Massey has also mastered the D.C. art of buying friends in high places. Back in 2000, Massey was responsible for a coal slurry spill in Kentucky that was three times larger than the Exxon Valdez spill. The company very successfully limited the damage -- not to the environment, but to its bottom line. Once Elaine Chao, Kentucky Senator Mitch McConnell's wife, became Secretary of Labor, which oversees the MSHA, she, according to Jack Spadaro, an MSHA engineer investigating the spill, put on the brakes. Two years later, Massey was assessed a slap-on-the-wrist $5,600 fine. The same year, Massey's PAC donated $100,000 to the National Republican Senatorial Committee, which was chaired by McConnell. And Massey's CEO Don Blankenship has personally donated millions to the campaigns of judges and politicians.

The essence of the story is remarkably similar to what happened in the financial industry over the last decade. A disaster occurs. Politicians are "outraged" and demand reform. Laws are passed. And then, when the next disaster occurs, that the new laws were supposed to protect against, we find out about the loopholes.

Massey offers a textbook example -- in this case deadly -- of how this works. After the Sago disaster in 2006, mining regulations were enacted that called for a company found to have a "pattern of violations" to be subject to a much greater level of scrutiny.

And if you're looking for the poster child for the phrase "pattern of violations," it's Massey Energy. In 2009, the Upper Big Branch mine was ordered to be temporarily closed over 60 times. That same year, the mine was cited for 515 violations. It has already received another 124 this year. And 48 of the '09 violations were considered serious, as were 10 of this year's. According to Ellen Smith, editor of Mine Safety and Health News, this is far more than any other mining company. What's more, in the ten years before the Upper Big Branch explosion, 20 people had been killed at mines run by Massey.

So how did Massey escape greater oversight for having a pattern of violations? It turns out that a loophole written into the law says that if a company contests a violation, while that violation is being contested it can't count toward the establishment of a pattern. Massey is currently contesting 352 violations at the Upper Big Branch mine alone.

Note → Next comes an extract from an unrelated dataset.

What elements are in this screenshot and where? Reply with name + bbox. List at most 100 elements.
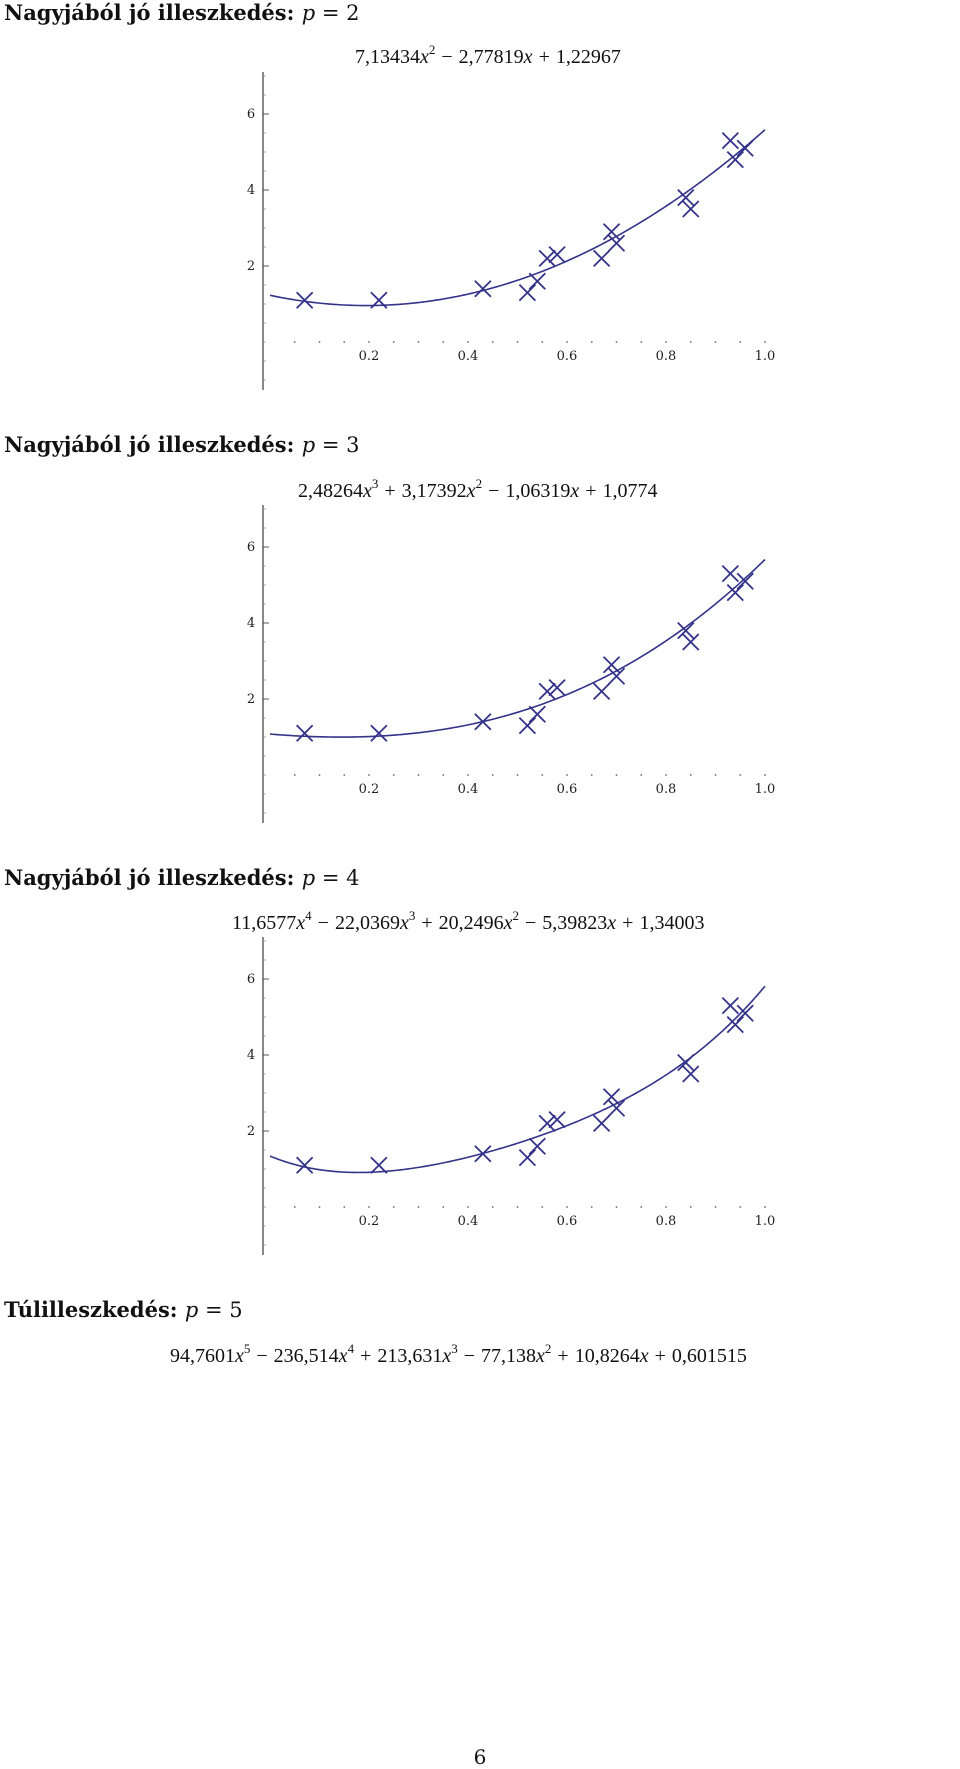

Another loophole in the law says that a company can delay paying a fine if it contests the violation. The result? Only $8 million of $113 million worth of major penalties levied against mining companies since April of 2007 have been paid -- around 7 percent. To people like Don Blankenship, or any big bank CEO, that kind of money is seen as the cost of doing business -- it's factored into the bottom line, like bribes would be in the Third World.

I'm sure there will be new regulations written in response to this latest mining disaster. Just as we're about to get yet another grab-bag of financial regulations. But by the time these regulations make their way through the Congressional sausage grinder, the lobbyists will have added in the loopholes that ensure that the fix is in -- and that the American people get the short end of the stick. Again.

There is no sense of urgency in Washington about making sure these corporations play by the rules. In 2007, after the Utah mining disaster, we got angry, we held hearings, we supposedly fixed things, then we moved on. Three years later, 29 miners die. And the cycle starts again.

In the same way, in 2003, after the Enron and WorldCom disasters, we got angry, we held hearings, we supposedly fixed things, then we moved on. Five years later, we got AIG, Lehman Brothers, Citi, and an economic crisis that devastated -- and continues to devastate -- the lives of millions. Will we just sit back and let the cycle start again?

Disasters -- both mining and financial -- are going to keep happening until we reevaluate our priorities, and force our elected officials -- and the regulators they pick -- to put the public interest above the special interests and their lobbyists in Washington.

The lives of hardworking Americans have to take precedence over the bottom line at Massey Energy and on Wall Street.

This isn't a matter of right vs. left. It's a matter of right vs. wrong.